POSKOTA.CO.ID - Menteri Keuangan Purbaya Yudhi Sadewa meyakini bahwa Indeks Harga Saham Gabungan (IHSG) bisa menembus level 10.000. Namun, kenaikan IHSG harus didiorong oleh pondasi ekonomi yang kuat.
Menurut Kepala Eksekutif Pengawas Pasar Modal, Keuangan Derivatif, dan Bursa Karbon OJK, Inarno Djajadi menggangap bahwa nilai IHSG menembus level 10.000 pada tahun ini merupakan sesuatu hal yang tak mustahil untuk diraih.
"Tentunya bila mana fundamental ekonomi Indonesia itu solid dan juga peran investor domestik itu meningkat, rasanya level tersebut bukan tidak mungkin untuk dapat tercapai," kata Inarno dalam RDKB Desember yang disiarkan secara daring, Jumat kemarin.
Inarno juga menekankan bahwa kenaikan IHSG harus didorong juga pondasi ekonomi yang kuat. Tak hanya itu, peran investor domestik seperti ritel atau institusi agar pasar modal Indonesia memiliki daya tahan yang tinggi.
Baca Juga: Rupiah Menguat, Emas Melemah? IHSG Melonjak Usai Purbaya Yudhi Sadewa Gantikan Sri Mulyani
Selain fundamental emiten, pergerakan IHSG juga dipengaruhi oleh berbagai dinamika, baik dari dalam negeri maupun gejolak global.
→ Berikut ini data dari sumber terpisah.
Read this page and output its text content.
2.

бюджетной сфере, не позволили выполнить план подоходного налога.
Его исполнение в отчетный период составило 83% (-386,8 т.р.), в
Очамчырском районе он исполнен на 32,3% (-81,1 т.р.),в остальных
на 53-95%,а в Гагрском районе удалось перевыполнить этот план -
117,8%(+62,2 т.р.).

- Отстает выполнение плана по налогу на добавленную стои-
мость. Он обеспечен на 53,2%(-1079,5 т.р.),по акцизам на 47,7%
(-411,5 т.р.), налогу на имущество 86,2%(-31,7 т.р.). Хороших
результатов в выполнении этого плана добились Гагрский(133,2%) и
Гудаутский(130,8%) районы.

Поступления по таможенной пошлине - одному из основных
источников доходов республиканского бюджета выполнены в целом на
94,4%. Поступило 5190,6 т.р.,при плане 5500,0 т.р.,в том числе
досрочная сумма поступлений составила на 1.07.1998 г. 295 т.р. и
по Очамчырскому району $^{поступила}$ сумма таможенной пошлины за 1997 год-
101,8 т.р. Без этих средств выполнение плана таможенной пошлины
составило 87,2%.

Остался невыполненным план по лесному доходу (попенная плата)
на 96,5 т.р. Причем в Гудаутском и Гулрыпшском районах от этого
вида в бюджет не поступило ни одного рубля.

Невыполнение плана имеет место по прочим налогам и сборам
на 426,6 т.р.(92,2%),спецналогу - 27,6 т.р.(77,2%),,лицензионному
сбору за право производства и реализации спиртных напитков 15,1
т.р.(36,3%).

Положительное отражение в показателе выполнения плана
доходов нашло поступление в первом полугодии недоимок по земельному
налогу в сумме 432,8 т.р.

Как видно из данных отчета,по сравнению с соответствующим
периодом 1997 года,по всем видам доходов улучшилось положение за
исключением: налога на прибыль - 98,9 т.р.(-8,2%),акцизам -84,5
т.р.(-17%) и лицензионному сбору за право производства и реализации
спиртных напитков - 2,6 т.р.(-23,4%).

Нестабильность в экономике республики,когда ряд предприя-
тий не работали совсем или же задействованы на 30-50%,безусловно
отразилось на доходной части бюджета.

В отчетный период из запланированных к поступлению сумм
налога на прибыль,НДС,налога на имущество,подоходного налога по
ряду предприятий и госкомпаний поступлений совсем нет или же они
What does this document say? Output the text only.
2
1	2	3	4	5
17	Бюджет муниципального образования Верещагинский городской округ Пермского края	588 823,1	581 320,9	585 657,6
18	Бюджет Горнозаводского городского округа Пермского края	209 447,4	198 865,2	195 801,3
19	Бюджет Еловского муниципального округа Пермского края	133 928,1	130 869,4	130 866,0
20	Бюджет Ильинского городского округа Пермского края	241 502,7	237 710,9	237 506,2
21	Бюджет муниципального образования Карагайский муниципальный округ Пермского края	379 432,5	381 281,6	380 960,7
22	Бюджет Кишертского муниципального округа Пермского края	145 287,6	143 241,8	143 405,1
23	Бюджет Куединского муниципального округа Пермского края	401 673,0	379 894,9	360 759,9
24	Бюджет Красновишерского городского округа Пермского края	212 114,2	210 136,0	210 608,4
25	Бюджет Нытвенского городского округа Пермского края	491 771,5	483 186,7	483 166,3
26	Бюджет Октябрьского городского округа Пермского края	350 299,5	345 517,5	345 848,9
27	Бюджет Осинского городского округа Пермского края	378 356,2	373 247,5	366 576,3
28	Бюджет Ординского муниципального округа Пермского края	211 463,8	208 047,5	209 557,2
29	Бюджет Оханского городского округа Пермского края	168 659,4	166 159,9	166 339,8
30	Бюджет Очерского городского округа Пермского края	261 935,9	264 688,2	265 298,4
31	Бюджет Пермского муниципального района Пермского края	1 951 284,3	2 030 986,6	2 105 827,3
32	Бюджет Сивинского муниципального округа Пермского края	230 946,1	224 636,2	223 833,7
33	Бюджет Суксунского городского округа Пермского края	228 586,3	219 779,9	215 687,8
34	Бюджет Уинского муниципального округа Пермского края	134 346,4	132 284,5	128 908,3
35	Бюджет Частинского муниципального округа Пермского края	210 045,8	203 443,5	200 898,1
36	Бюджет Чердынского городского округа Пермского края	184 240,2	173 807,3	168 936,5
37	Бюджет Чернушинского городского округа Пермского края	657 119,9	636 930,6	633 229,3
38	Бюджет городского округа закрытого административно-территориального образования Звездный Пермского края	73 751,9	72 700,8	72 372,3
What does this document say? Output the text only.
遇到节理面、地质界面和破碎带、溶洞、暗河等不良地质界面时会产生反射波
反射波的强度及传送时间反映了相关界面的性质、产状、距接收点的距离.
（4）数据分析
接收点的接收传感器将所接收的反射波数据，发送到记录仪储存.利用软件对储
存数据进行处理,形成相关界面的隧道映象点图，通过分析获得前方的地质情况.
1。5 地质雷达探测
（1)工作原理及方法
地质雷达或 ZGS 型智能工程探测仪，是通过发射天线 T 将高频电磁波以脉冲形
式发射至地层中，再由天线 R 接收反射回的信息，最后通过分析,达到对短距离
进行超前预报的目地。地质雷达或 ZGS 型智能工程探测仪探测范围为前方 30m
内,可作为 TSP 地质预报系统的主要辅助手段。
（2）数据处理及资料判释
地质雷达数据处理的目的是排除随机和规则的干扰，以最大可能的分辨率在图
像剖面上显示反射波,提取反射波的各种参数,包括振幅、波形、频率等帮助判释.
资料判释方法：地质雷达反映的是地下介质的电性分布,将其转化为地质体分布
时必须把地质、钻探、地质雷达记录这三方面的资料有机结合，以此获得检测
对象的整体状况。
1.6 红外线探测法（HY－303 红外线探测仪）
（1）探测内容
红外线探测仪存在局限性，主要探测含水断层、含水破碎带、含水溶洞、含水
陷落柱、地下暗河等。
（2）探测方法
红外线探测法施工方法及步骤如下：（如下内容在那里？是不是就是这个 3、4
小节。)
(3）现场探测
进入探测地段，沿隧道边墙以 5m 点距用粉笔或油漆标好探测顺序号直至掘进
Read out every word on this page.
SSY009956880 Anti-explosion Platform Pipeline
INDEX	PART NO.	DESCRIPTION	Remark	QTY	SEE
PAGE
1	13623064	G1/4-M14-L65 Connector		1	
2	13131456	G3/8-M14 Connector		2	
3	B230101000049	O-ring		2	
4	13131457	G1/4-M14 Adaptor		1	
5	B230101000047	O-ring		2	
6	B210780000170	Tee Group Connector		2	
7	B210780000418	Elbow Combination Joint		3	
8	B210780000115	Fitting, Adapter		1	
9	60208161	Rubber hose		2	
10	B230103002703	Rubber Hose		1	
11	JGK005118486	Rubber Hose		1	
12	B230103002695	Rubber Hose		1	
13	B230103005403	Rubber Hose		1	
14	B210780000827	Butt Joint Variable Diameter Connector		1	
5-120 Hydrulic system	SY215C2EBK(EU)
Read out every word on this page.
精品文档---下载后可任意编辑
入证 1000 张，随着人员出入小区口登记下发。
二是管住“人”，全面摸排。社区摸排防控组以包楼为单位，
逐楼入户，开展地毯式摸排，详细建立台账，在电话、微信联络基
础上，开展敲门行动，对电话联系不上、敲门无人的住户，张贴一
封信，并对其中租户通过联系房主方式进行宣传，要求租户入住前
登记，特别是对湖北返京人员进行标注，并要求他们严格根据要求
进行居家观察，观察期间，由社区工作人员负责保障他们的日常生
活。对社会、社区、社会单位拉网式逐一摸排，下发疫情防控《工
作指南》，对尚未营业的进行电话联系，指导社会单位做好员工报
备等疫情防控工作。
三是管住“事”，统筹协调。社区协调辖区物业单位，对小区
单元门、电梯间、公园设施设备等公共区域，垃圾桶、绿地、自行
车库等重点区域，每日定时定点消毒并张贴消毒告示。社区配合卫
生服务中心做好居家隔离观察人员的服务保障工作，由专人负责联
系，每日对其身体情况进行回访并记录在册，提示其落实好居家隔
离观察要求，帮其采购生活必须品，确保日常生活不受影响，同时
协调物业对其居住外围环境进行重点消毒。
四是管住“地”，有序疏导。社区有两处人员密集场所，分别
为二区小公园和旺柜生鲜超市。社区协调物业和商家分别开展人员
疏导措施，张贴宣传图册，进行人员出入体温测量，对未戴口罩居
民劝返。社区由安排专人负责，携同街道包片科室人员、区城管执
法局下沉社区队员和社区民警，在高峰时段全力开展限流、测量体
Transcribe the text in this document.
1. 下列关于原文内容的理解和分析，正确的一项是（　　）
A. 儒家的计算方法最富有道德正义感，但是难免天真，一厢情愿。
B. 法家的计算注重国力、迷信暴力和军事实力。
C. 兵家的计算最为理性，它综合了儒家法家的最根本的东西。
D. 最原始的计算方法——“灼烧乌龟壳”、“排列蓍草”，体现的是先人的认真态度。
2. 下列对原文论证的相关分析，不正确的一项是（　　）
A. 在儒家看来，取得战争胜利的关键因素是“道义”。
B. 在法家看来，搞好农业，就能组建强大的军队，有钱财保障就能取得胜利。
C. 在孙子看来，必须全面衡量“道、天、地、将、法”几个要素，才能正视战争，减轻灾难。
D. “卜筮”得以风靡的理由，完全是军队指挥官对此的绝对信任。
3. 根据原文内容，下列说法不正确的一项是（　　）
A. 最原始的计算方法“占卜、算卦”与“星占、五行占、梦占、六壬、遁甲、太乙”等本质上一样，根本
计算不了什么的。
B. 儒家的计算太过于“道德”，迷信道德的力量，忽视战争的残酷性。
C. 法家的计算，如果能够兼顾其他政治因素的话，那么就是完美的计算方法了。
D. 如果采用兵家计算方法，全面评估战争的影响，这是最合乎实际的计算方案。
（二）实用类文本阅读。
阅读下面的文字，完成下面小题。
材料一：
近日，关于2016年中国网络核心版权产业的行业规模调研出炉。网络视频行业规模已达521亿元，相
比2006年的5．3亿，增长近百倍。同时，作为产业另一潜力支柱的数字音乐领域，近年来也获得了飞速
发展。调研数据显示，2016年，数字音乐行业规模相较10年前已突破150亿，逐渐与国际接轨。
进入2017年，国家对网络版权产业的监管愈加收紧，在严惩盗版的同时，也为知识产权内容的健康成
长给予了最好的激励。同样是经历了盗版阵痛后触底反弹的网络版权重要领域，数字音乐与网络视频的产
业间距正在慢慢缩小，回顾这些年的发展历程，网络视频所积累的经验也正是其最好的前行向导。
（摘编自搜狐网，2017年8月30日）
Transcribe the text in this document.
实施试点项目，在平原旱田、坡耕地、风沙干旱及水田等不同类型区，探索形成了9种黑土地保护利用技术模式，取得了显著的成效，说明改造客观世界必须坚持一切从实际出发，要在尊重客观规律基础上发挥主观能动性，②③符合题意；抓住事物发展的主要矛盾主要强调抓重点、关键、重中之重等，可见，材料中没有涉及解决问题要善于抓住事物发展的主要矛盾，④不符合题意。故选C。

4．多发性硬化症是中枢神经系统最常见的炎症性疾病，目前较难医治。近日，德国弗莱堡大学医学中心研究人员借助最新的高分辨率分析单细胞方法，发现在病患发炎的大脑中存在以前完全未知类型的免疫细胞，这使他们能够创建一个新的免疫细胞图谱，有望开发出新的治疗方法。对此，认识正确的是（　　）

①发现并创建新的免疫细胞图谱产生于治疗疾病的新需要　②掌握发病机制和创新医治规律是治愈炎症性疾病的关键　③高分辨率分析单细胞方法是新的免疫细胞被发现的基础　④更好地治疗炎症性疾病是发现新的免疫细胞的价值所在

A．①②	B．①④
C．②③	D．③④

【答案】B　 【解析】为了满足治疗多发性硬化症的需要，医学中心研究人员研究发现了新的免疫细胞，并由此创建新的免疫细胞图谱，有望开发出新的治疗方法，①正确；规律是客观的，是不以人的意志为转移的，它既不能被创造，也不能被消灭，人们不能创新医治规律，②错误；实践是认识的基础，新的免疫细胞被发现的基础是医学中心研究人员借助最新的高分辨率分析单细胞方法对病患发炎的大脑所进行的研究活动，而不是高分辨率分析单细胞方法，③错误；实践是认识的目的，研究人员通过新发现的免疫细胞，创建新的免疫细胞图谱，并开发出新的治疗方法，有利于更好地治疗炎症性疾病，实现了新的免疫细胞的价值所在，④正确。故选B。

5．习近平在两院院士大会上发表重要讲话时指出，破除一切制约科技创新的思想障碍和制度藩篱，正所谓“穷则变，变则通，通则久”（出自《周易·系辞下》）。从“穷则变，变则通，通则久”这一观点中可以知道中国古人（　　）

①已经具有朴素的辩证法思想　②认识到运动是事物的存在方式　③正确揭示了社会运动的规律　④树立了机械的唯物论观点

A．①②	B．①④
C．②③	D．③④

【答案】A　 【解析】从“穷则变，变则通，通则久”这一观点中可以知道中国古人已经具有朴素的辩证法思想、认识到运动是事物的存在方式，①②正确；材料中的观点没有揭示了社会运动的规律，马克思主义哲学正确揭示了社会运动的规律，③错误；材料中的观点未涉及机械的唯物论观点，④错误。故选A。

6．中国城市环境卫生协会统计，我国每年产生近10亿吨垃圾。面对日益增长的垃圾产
Oleh karena itu, investor diminta tidak hanya terpaku pada angka, tapi juga jeli melihat keadaan.
"Dan tentunya kami tidak pernah jemu-jemu untuk selalu mengingatkan bahwa keputusan dalam berinvestasi tetap perlu diiringi dengan kewaspadaan dan juga pengelolaan risiko yang baik," tambahnya.
Tiga Kebijakan Utama Jadi Fokus Penguatan Pasar Saham
Sementara itu dari sisi regulator, OJK berkomitmen untuk menjaga pasar agar tetap berjalan teratur, wajar dan efisien dengan fokus menciptakan ekosistem yang sehat dan berintegritas.
Hal tersebut berpotensi membuat pertumbuhan indeks ya maupun instrumen lainnya bisa tercapai secara berkelanjutan bukan hanya karena momentum jangka pendek.
Inarno juga mengingatkan kembali pesan Ketua Dewan Komisioner OJK, Mahendra Siregar saat pembukaan perdagangan bursa 2026.
Ada tiga kebijakan utama yang menjadi fokus perhatian demi mengawal penguatan pasar saham.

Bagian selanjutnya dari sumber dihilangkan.